Syukur Itu Indah
Sebagai penyakit hati, keserakahan timbul akibat diri enggan bersyukur.
REPUBLIKA.CO.ID, JAKARTA -- Ada banyak ayat Alquran yang menegaskan pentingnya bersyukur. Tak terhitung jumlah rezeki yang Allah karuniakan untuk manusia, baik mereka yang beriman maupun menolak kebenaran. Dia adalah ar-Rahmaan (Maha-pengasih) dan ar-Rahiim (Maha-penyayang). Kekuasaan-Nya meliputi seluruh alam semesta.
"Sesungguhnya Allah mempunyai karunia terhadap manusia, tetapi kebanyakan manusia tidak bersyukur" (QS al-Baqarah: 243).
Bisa jadi, selama ini kita menjalani kehidupan tanpa rasa syukur. Kita merasa semua yang diperoleh sudah selayaknya menjadi hak diri. Karena itu, ketika tidak mendapatkan sesuatu yang diinginkan atau diidam-idamkan, kita menjadi kesal. Mungkin juga kecewa, lalu mencela kehidupan.
Kita sering memusatkan perhatian pada keinginan dan ego diri. Padahal, sebenarnya apa-apa yang diinginkan itu tidak kita butuhkan. Perhatian tidak berpusat pada segala yang telah dan sedang menjadi milik kita.
Akibatnya, kita masih merasa kurang dengan apa yang sedang dimiliki saat ini. Selain itu, muncul kecenderungan untuk membanding-bandingkan diri dengan orang lain. Kita menganggap orang lain lebih beruntung.
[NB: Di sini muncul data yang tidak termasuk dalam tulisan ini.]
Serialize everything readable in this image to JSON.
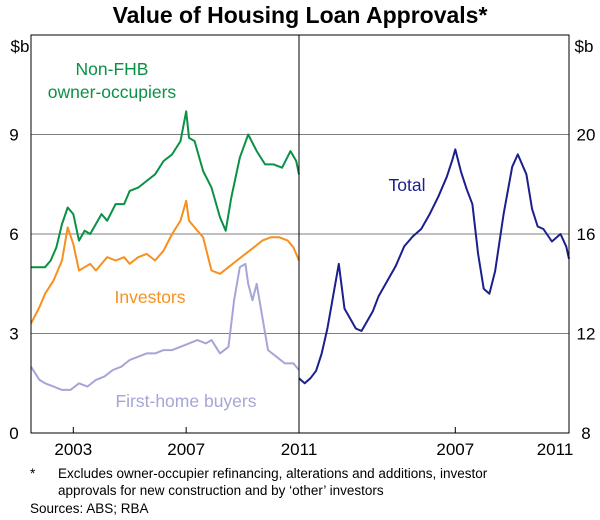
{
  "chart_data": [
    {
      "type": "line",
      "panel": "left",
      "title": "Value of Housing Loan Approvals*",
      "y_unit": "$b",
      "ylim": [
        0,
        12
      ],
      "yticks": [
        0,
        3,
        6,
        9
      ],
      "xlim": [
        2001.5,
        2011.0
      ],
      "xticks": [
        "2003",
        "2007",
        "2011"
      ],
      "series": [
        {
          "name": "Non-FHB owner-occupiers",
          "color": "#0a9145",
          "x": [
            2001.5,
            2001.8,
            2002.0,
            2002.2,
            2002.4,
            2002.6,
            2002.8,
            2003.0,
            2003.2,
            2003.4,
            2003.6,
            2003.8,
            2004.0,
            2004.2,
            2004.5,
            2004.8,
            2005.0,
            2005.3,
            2005.6,
            2005.9,
            2006.2,
            2006.5,
            2006.8,
            2007.0,
            2007.1,
            2007.3,
            2007.6,
            2007.9,
            2008.2,
            2008.4,
            2008.6,
            2008.9,
            2009.2,
            2009.5,
            2009.8,
            2010.1,
            2010.4,
            2010.7,
            2010.9,
            2011.0
          ],
          "y": [
            5.0,
            5.0,
            5.0,
            5.2,
            5.6,
            6.3,
            6.8,
            6.6,
            5.8,
            6.1,
            6.0,
            6.3,
            6.6,
            6.4,
            6.9,
            6.9,
            7.3,
            7.4,
            7.6,
            7.8,
            8.2,
            8.4,
            8.8,
            9.7,
            8.9,
            8.8,
            7.9,
            7.4,
            6.5,
            6.1,
            7.1,
            8.3,
            9.0,
            8.5,
            8.1,
            8.1,
            8.0,
            8.5,
            8.2,
            7.8
          ]
        },
        {
          "name": "Investors",
          "color": "#f7901e",
          "x": [
            2001.5,
            2001.8,
            2002.0,
            2002.3,
            2002.6,
            2002.8,
            2003.0,
            2003.2,
            2003.4,
            2003.6,
            2003.8,
            2004.0,
            2004.2,
            2004.5,
            2004.8,
            2005.0,
            2005.3,
            2005.6,
            2005.9,
            2006.2,
            2006.5,
            2006.8,
            2007.0,
            2007.1,
            2007.3,
            2007.6,
            2007.9,
            2008.2,
            2008.5,
            2008.8,
            2009.1,
            2009.4,
            2009.7,
            2010.0,
            2010.3,
            2010.6,
            2010.8,
            2011.0
          ],
          "y": [
            3.3,
            3.8,
            4.2,
            4.6,
            5.2,
            6.2,
            5.7,
            4.9,
            5.0,
            5.1,
            4.9,
            5.1,
            5.3,
            5.2,
            5.3,
            5.1,
            5.3,
            5.4,
            5.2,
            5.5,
            6.0,
            6.4,
            7.0,
            6.4,
            6.2,
            5.9,
            4.9,
            4.8,
            5.0,
            5.2,
            5.4,
            5.6,
            5.8,
            5.9,
            5.9,
            5.8,
            5.6,
            5.2
          ]
        },
        {
          "name": "First-home buyers",
          "color": "#a6a5d7",
          "x": [
            2001.5,
            2001.8,
            2002.0,
            2002.3,
            2002.6,
            2002.9,
            2003.2,
            2003.5,
            2003.8,
            2004.1,
            2004.4,
            2004.7,
            2005.0,
            2005.3,
            2005.6,
            2005.9,
            2006.2,
            2006.5,
            2006.8,
            2007.1,
            2007.4,
            2007.7,
            2007.9,
            2008.2,
            2008.5,
            2008.7,
            2008.9,
            2009.1,
            2009.2,
            2009.35,
            2009.5,
            2009.7,
            2009.9,
            2010.2,
            2010.5,
            2010.8,
            2011.0
          ],
          "y": [
            2.0,
            1.6,
            1.5,
            1.4,
            1.3,
            1.3,
            1.5,
            1.4,
            1.6,
            1.7,
            1.9,
            2.0,
            2.2,
            2.3,
            2.4,
            2.4,
            2.5,
            2.5,
            2.6,
            2.7,
            2.8,
            2.7,
            2.8,
            2.4,
            2.6,
            4.0,
            5.0,
            5.1,
            4.5,
            4.0,
            4.5,
            3.5,
            2.5,
            2.3,
            2.1,
            2.1,
            1.9
          ]
        }
      ],
      "labels": [
        {
          "text": "Non-FHB",
          "series": 0
        },
        {
          "text": "owner-occupiers",
          "series": 0
        },
        {
          "text": "Investors",
          "series": 1
        },
        {
          "text": "First-home buyers",
          "series": 2
        }
      ]
    },
    {
      "type": "line",
      "panel": "right",
      "y_unit": "$b",
      "ylim": [
        8,
        24
      ],
      "yticks": [
        8,
        12,
        16,
        20
      ],
      "xlim": [
        2001.5,
        2011.0
      ],
      "xticks": [
        "2007",
        "2011"
      ],
      "series": [
        {
          "name": "Total",
          "color": "#1b1f8e",
          "x": [
            2001.5,
            2001.7,
            2001.9,
            2002.1,
            2002.3,
            2002.5,
            2002.7,
            2002.9,
            2003.1,
            2003.3,
            2003.5,
            2003.7,
            2003.9,
            2004.1,
            2004.3,
            2004.6,
            2004.9,
            2005.2,
            2005.5,
            2005.8,
            2006.1,
            2006.4,
            2006.7,
            2006.9,
            2007.0,
            2007.2,
            2007.4,
            2007.6,
            2007.8,
            2008.0,
            2008.2,
            2008.4,
            2008.7,
            2009.0,
            2009.2,
            2009.5,
            2009.7,
            2009.9,
            2010.1,
            2010.4,
            2010.7,
            2010.9,
            2011.0
          ],
          "y": [
            10.2,
            10.0,
            10.2,
            10.5,
            11.2,
            12.2,
            13.5,
            14.8,
            13.0,
            12.6,
            12.2,
            12.1,
            12.5,
            12.9,
            13.5,
            14.1,
            14.7,
            15.5,
            15.9,
            16.2,
            16.8,
            17.5,
            18.3,
            19.0,
            19.4,
            18.5,
            17.8,
            17.2,
            15.2,
            13.8,
            13.6,
            14.5,
            16.8,
            18.7,
            19.2,
            18.4,
            17.0,
            16.3,
            16.2,
            15.7,
            16.0,
            15.5,
            15.0
          ]
        }
      ],
      "labels": [
        {
          "text": "Total",
          "series": 0
        }
      ]
    }
  ],
  "footnote": {
    "marker": "*",
    "line1": "Excludes owner-occupier refinancing, alterations and additions, investor",
    "line2": "approvals for new construction and by ‘other’ investors",
    "sources": "Sources: ABS; RBA"
  }
}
Sering kali, kita menetapkan syarat yang sangat sulit untuk bisa dipenuhi agar bisa berbahagia. Kita akan senang kalau mempunyai sesuatu yang dimiliki orang lain. Namun, begitu mendapatkannya, kesenangan yang muncul hanyalah sesaat.
Kita tetap tak puas dan menginginkan yang lebih lagi. Tak pernah merasa cukup dengan banyaknya harta yang dimiliki.
Bila itu yang terjadi, kita memang belum bersyukur. Nafsu yang bersemayam dalam hati menjadi berhala. Justru, kita sendiri yang menjadi budaknya. Inilah akar segala ketidakbahagiaan.
Orang yang tidak bersyukur berarti tidak tahu diri. Hatinya dikuasai oleh keserakahan sehingga menjadi tidak peduli, sebanyak apa pun ia memperoleh. Pandangan matanya diliputi keserakahan. Ketika hanya memperoleh sedikit daripada yang telah direncanakannya, ia menolak untuk berterima kasih.
Dalam hidup ini, kita tak selalu mendapatkan segala yang disukai. Karena itu, kita mesti belajar menyukai apa pun yang didapatkan. Belajar untuk mewujudkan perasaan syukur. Bersyukur adalah sikap menerima dengan lapang dada, senang, tulus, pasrah, dan berterima kasih.
Dengan demikian, syukur merupakan kualitas hati yang terpenting. Orang yang kaya bukanlah yang memiliki banyak harta, melainkan yang dapat menikmati apa-apa yang dimiliki. Artinya, merasa cukup dengan apa yang ada (qana'ah).
Hidup akan lebih bahagia kalau kita dapat memiliki sifat qana'ah. Dengan bersyukur, perasaan damai dan tenteram akan senantiasa meliputi diri kita. Sebaliknya, perasaan tak bersyukur akan senantiasa membebani. Kita akan selalu merasa kurang dan tak bahagia.